Really Existing Nationalisms by Erica Benner

Author:Erica Benner
Language: eng
Format: epub
Publisher: Penguin Random House LLC (Publisher Services)


4.2. CRITERION 1: INTERNATIONAL RECIPROCITY

Formulating a first criterion in 1848, Engels came close to endorsing a general principle of international reciprocity as the sine qua non of any successful revolutionary effort. In a speech on Poland delivered on the same occasion as Marx’s, Engels began to develop the implications of his colleague’s assertion that ‘existing property relations’ encourage the exploitation of one nation by another. The crucial sentence in Engels’ speech was simply: ‘A nation cannot be free and at the same time continue to oppress other nations.’15 This was not a cynical attempt to win popular support by using the language of conventional morality. It was a prudential argument, appealing to the self-interest of liberal and democratic reformers in the oppressing states, for renouncing policies that thwarted the desire of other nations for freedom.

Engels’ precept echoes Marx’s early argument that there may be more than a conceptual affinity between two distinct forms of ‘national’ freedom: the formal ‘sovereignty’ conferred by independence from unwanted foreign rule, and the freedom demanded by popular conceptions of the nation from coercive or unresponsive government. In 1848–9 Marx and Engels repeatedly argued that national oppression provides a powerful prop to reactionary and exploitative regimes, chiefly by mooring them in an international network of supportive alliances. Since the extensive reach of that network thwarts local efforts to combat oppression in both its national and domestic forms, the success of such efforts depends on the formation of counter-alliances across national boundaries.

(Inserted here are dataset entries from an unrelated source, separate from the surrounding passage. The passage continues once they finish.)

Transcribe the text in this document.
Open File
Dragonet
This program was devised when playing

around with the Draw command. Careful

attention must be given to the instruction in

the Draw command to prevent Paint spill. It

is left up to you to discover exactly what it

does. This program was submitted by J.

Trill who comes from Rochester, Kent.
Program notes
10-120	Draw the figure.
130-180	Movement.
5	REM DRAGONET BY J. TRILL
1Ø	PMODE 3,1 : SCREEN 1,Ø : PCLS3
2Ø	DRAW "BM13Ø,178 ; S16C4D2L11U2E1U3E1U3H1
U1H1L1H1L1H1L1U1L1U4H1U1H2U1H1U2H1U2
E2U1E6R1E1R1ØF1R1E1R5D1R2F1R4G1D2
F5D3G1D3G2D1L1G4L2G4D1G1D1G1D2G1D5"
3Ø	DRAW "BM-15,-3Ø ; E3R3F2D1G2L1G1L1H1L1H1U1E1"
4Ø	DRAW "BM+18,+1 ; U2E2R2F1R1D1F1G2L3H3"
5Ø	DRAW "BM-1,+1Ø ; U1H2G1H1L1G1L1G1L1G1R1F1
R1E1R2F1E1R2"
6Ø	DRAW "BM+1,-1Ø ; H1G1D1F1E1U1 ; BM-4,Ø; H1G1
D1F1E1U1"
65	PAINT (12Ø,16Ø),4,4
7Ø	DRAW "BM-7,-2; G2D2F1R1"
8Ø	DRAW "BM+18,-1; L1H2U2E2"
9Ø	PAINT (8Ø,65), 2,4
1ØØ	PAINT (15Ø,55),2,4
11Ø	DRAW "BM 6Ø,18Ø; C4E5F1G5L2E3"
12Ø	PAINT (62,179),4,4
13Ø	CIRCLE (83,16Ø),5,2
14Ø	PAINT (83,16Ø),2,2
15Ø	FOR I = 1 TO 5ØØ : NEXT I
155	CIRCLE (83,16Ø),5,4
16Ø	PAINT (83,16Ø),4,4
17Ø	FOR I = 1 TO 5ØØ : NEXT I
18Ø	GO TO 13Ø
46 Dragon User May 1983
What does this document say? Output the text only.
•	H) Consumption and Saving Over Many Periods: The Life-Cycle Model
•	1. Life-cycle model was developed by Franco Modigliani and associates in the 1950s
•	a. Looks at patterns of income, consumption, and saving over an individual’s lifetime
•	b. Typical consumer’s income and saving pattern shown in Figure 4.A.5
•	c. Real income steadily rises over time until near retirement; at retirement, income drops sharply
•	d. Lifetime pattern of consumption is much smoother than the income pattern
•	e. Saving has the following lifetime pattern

And since opposition movements in the oppressed nations were understandably wary of cooperating with their counterparts in oppressing countries, it was a matter of utmost urgency that the latter commit themselves to a policy aimed at ending past oppression.

Marx and Engels elaborated this reciprocity criterion after the liberal revolutions of 1848 opened heated parliamentary debates about Germany’s traditional, hegemonic relations with neighbouring countries. The Prussian government continued to participate in expansionary wars against national movements in Poland, Bohemia, and Italy, often with the approval of the Frankfurt parliament. Marx railed against the hypocrisy of German liberals and democrats who acquiesced in their governments’ renewed acts of national oppression ‘at the same moment that they are struggling with these same governments to obtain freedom at home!’16 As chief foreign policy analyst for the NRZ, Engels developed a more carefully reasoned case for treating the freedom of other nations as a condition for freedom within one’s own. He began by trying to persuade his compatriots that their failure to support the aspirations of oppressed nations would damage prospects of reform in Germany itself. Opposing the arguments of Frankfurt delegates who wanted to incorporate the insurgent Polish province of Posen (now Poznań) in a united Germany, Engels pointed out three likely consequences of such a measure that would undermine attempts to create a strong, unified, and liberal German state. In the first place, it would inflame national hostilities in Poland to a point of no return, creating a persistent source of conflict that would impede efforts to stabilize a central German government.